Por Ricardo Leitão, em artigo enviado ao blog O desgoverno de Jair Bolsonaro completou mil dias.

Modestíssimo, Sua Excelência preferiu não compartilhar com seus seguidores o esplêndido desempenho no período, que o faz superar “os mais portentosos campeões da Pátria” – como diria o culto ministro da Educação.

Para marcar a passagem dos três anos e algumas dezenas de dias, alguns fatos mais memoráveis.

Na semana passada, o projeto de Monitoramento do Desmatamento na Amazônia Legal divulgou que em 15 anos a derrubada de árvores na maior floresta tropical do planeta atingiu 13.235 quilômetros quadrados, um recorde.

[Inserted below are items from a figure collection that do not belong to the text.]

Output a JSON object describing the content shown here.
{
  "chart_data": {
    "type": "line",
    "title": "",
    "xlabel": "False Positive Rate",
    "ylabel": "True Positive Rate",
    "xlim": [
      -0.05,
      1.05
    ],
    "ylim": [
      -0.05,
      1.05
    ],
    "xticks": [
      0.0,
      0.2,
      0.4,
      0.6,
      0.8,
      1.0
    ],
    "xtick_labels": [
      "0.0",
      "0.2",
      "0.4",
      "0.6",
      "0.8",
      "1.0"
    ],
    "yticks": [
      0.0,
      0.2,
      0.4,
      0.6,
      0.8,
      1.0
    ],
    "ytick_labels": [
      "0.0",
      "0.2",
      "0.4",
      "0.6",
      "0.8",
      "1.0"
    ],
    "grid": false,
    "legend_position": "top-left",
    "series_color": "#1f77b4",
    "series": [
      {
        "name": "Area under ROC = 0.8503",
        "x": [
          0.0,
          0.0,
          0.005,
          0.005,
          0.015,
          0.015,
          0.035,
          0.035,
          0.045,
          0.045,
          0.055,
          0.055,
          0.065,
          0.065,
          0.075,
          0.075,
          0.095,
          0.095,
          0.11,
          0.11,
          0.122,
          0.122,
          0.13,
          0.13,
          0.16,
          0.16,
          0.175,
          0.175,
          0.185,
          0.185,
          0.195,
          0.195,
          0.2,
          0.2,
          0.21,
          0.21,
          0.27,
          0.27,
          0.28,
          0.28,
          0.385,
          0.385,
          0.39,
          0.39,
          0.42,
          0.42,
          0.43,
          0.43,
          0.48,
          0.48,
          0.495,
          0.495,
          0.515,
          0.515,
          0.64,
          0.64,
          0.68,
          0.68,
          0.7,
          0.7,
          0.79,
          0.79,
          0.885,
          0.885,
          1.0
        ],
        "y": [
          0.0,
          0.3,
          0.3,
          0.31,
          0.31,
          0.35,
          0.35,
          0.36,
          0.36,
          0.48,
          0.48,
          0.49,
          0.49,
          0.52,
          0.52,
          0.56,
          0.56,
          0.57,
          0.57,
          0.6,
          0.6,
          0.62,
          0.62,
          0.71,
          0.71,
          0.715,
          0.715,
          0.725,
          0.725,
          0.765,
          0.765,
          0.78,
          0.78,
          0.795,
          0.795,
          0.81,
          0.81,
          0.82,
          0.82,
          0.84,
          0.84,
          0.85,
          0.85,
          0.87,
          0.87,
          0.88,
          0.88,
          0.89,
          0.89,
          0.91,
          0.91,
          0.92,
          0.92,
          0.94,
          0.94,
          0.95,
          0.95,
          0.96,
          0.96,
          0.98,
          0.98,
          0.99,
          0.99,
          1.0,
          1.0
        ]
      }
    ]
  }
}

De agosto de 2020 a julho de 2021 – no desgoverno Bolsonaro – o corte raso serrou 2,8 milhões de toras por dia, 32 a cada segundo.

Sempre é bom lembrar que Ricardo Salles, o primeiro ministro do Meio Ambiente de Bolsonaro, é investigado por envolvimento com contrabandistas de madeira.

Na economia, outras relevantes realizações de Sua Excelência nos mil dias.

Como não existe política econômica, o presidente que assumir em janeiro de 2023 irá se deparar com uma conjuntura que inclui piora do ambiente interno de negócios, enfraquecimento da imagem internacional do Brasil e recuo dos grandes indicadores econômicos, em comparação com os registros no governo de Michel Temer.

Segundo o Fundo Monetário Internacional (FMI), o Produto Interno Bruto (PIB) do País deve crescer 4,5% neste ano e 0,9% em 2022.

Entre economistas brasileiros há quem aponte risco de recessão – crescimento negativo – no próximo ano.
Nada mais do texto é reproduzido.